A herd of caribou crosses the George River in Quebec’s boreal forest region.
A renewed commitment to boreal forest conservation by the Canadian province of Quebec is being praised as one of the major accomplishments of the International Union for Conservation of Nature’s World Parks Congress in Sydney, Australia.
In a news release issued at the close of the Nov. 12-19 gathering, the IUCN listed Quebec’s decision “to protect 600,000 km² [about 231,500 square miles] from industrial activity to conserve biodiversity” as one of the meeting’s most significant outcomes. The World Parks Congress is a once-a-decade event that helps shape the global agenda for land and marine parks and protected areas.
"IUCN and all participants gathered at the World Parks Congress welcome this major commitment on the part of Quebec,” said Julia Marton-Lefèvre, the IUCN’s director general. “This represents a major contribution to ‘the Promise of Sydney,’ which aims to position the protection of nature at the heart of sustainable development strategies."
Quebec’s boreal region plays a vital role in helping to regulate the Earth’s climate by storing 31 billion metric tons of carbon in its soils, peat, and forests.
It is the breeding ground for 300 million to 500 million birds of 180 species, including threatened species such as the harlequin duck, Barrow’s goldeneye, Canada warbler, and olive-sided flycatcher.
The province’s boreal region also supports more than 25 percent of Canada’s woodland caribou and the world’s largest herds of barren-ground caribou, and it contains nine of North America’s 35 most unfragmented and pristine river systems. It is home to more than 30 indigenous communities representing nine distinct cultures.
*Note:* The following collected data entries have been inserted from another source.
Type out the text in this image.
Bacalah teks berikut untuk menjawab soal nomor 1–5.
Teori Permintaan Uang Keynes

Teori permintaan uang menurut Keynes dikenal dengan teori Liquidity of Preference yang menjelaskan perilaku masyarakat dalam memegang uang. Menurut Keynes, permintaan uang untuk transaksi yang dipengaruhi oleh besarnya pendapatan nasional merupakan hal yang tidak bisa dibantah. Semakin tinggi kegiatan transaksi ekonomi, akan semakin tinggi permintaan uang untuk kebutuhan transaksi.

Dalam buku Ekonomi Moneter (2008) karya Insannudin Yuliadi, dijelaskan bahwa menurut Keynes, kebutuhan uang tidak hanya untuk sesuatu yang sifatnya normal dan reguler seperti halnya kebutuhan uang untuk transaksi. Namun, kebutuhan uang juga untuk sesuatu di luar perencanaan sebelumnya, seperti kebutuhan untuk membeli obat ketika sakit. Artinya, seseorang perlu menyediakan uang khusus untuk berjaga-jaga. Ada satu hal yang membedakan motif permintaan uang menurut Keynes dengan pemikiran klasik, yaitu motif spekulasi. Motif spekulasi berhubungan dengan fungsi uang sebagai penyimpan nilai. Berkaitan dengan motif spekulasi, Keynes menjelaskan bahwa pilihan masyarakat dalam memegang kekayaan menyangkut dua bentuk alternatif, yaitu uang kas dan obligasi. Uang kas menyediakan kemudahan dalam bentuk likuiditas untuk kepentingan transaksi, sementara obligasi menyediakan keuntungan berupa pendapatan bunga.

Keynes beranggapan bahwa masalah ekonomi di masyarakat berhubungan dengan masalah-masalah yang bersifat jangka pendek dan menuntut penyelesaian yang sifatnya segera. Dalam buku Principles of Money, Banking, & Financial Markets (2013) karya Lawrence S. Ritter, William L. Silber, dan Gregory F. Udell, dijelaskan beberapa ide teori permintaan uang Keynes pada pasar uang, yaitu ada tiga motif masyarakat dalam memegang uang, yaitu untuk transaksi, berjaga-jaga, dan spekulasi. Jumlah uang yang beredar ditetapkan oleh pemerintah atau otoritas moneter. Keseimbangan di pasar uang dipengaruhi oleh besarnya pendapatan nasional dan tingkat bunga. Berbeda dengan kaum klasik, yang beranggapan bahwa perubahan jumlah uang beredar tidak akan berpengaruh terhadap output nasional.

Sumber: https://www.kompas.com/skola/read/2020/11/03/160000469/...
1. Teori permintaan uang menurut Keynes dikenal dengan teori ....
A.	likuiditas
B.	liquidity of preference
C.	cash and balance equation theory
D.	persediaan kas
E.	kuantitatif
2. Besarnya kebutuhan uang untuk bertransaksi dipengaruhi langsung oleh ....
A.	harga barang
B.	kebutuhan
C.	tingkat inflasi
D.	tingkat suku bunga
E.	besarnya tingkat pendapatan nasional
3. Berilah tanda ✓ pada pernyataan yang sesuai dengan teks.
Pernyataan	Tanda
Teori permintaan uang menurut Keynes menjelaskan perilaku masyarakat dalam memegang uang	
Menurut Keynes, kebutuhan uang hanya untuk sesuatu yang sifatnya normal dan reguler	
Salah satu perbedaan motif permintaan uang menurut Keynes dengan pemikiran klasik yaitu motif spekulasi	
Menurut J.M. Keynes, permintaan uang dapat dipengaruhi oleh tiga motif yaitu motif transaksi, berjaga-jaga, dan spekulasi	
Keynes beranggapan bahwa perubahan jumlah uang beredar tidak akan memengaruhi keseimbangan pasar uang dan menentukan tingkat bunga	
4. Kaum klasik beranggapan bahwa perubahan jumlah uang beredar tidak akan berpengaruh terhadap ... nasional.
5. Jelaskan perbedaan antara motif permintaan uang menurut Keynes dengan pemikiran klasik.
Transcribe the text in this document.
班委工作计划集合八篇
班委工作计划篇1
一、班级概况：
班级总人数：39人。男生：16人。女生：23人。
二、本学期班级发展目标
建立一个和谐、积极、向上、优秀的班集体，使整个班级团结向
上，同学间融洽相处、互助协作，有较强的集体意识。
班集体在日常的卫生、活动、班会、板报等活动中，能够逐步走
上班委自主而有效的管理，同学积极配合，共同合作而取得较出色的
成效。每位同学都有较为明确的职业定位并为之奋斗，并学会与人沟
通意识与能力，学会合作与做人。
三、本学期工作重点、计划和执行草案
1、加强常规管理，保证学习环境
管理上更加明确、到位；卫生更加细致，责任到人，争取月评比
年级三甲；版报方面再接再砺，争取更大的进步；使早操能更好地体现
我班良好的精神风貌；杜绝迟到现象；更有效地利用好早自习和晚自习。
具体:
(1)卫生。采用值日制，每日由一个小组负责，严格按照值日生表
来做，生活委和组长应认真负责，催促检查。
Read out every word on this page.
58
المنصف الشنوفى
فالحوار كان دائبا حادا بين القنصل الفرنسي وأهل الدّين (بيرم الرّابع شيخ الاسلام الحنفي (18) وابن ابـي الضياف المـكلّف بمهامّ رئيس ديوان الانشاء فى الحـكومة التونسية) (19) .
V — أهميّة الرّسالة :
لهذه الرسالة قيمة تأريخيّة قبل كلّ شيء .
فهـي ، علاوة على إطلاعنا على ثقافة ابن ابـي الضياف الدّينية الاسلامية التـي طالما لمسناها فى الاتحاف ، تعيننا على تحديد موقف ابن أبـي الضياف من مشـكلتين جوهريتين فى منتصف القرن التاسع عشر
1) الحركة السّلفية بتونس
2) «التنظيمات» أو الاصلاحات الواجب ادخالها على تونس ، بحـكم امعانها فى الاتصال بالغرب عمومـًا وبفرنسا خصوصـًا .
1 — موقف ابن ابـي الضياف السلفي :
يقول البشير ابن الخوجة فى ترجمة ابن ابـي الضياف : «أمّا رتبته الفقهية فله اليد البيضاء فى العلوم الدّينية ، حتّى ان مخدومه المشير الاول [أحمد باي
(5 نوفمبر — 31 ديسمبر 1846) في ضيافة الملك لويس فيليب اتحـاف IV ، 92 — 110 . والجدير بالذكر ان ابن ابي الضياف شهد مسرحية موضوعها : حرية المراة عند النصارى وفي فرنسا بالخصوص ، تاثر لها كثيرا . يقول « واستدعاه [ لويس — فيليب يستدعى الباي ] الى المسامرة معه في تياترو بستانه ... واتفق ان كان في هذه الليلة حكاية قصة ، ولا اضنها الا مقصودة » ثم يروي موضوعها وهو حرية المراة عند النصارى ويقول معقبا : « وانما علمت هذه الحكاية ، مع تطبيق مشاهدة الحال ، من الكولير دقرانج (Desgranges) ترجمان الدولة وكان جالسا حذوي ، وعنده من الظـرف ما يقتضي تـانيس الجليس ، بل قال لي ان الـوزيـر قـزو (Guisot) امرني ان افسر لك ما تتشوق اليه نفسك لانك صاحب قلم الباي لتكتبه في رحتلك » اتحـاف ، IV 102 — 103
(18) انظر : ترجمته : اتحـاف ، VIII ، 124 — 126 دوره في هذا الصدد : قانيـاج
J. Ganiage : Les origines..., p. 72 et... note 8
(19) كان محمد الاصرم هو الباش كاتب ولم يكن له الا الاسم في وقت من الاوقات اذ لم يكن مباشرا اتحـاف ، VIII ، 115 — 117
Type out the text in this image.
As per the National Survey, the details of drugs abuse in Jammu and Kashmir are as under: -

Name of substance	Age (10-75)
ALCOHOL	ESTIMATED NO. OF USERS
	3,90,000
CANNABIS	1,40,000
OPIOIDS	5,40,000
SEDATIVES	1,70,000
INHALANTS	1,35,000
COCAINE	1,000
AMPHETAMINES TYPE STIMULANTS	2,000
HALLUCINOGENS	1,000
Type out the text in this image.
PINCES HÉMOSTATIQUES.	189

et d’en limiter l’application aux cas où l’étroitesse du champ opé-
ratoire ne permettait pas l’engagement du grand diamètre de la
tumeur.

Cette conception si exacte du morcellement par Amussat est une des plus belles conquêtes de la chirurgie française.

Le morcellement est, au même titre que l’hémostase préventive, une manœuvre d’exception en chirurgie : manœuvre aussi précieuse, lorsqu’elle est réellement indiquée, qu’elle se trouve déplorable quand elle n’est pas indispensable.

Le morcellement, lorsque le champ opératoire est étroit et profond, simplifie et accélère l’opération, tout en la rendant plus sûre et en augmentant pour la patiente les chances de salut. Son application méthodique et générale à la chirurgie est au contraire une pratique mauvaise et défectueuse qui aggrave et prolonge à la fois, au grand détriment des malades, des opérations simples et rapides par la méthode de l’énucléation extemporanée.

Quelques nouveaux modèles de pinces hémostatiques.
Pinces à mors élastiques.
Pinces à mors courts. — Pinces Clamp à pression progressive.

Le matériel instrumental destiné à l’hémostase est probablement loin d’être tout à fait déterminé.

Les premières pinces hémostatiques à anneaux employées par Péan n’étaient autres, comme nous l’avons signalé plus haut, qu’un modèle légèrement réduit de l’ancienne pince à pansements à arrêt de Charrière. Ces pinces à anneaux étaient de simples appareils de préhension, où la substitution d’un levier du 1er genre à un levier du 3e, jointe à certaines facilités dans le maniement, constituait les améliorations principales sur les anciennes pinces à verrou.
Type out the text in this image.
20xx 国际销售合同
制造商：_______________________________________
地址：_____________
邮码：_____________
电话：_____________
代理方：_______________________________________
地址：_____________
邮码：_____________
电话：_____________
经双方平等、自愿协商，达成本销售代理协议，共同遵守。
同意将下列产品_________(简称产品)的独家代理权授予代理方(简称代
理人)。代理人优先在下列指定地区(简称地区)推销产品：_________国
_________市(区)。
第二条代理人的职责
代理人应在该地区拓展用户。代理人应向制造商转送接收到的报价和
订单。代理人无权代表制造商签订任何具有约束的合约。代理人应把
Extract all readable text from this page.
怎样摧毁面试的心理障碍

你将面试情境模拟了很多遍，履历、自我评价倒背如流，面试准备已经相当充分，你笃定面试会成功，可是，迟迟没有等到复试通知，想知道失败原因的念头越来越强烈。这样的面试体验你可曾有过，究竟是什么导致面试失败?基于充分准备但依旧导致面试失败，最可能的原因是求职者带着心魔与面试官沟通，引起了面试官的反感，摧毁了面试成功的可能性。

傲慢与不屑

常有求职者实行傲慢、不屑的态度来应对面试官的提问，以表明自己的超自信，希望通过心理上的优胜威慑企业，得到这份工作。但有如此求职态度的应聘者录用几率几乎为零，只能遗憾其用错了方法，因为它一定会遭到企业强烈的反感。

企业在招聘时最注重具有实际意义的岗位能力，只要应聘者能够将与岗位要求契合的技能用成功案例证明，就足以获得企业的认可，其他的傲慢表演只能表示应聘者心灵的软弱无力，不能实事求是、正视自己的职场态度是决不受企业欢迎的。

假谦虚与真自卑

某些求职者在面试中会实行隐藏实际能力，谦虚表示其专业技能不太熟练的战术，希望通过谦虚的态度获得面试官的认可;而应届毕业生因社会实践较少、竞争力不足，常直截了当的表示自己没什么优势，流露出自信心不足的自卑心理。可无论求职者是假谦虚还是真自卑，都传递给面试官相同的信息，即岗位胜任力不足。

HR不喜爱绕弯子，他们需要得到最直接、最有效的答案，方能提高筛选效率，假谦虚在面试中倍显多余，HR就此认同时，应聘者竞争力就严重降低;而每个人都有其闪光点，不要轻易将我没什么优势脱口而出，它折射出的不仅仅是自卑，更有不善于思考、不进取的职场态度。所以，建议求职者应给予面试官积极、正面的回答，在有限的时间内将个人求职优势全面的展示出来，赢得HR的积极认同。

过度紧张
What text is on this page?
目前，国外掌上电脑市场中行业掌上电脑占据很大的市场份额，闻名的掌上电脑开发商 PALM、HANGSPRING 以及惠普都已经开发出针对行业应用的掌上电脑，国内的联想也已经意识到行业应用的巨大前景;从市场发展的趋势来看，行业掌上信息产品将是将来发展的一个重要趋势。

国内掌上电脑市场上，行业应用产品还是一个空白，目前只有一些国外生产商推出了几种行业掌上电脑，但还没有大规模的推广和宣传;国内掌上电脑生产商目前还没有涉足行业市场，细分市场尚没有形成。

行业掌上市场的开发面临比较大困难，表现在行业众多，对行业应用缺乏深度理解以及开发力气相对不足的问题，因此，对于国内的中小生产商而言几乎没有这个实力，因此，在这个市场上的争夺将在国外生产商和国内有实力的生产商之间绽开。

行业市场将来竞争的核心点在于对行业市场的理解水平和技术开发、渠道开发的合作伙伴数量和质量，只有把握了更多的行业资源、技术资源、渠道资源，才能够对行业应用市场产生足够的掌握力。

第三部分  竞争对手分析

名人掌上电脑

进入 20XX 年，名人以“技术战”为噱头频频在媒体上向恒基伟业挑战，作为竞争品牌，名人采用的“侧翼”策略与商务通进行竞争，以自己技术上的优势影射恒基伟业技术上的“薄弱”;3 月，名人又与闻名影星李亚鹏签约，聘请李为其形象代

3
In a letter to congress delegates last week, Quebec Premier Philippe Couillard reaffirmed the province’s commitment to strictly protect 50 percent of its northern region under its Plan Nord sustainable development policy.
Couillard stated that his government “reiterates its commitment to dedicate, by 2035, 50% of the Plan Nord territory to purposes other than industrial ones, to environmental protection and the safeguarding of biodiversity.”
The Plan Nord was launched by a previous Quebec government in 2011 and was immediately hailed as one of the largest land conservation initiatives in history. It covers 75 percent of the province, an area twice the size of France.
Half of the 1.2 million square kilometers (463,000 square miles) of northern territory covered by the Plan Nord would be safeguarded. This protection will be vital to maintaining the health and natural integrity of the boreal forest in Quebec, an integral part of the largest intact expanse of forest remaining in the world.
The other half of the territory covered under the Plan Nord will be subject to strict sustainable development practices.
Mathew Jacobson, a boreal conservation officer with The Pew Charitable Trusts, issued a statement last week calling Couillard’s announcement as a “high-water mark” in global land conservation.
“We are delighted that Premier Couillard has recommitted to the important conservation commitments of the Plan Nord,” Jacobson said.
“Premier Couillard has demonstrated that his government is ready to take the helm of one of the largest sustainable development initiatives in history,” he added. “The Plan Nord provides a global model for comprehensively addressing economic concerns, the protection of the world’s last intact landscapes, and the rights of the indigenous people who live there.”
Pew supports full implementation of the Plan Nord. Working with Canadian partners through the International Boreal Conservation Campaign, Pew advocates for a balanced approach to protection and development of Canada’s 485 million-hectare (1.2 billion-acre) intact boreal forest.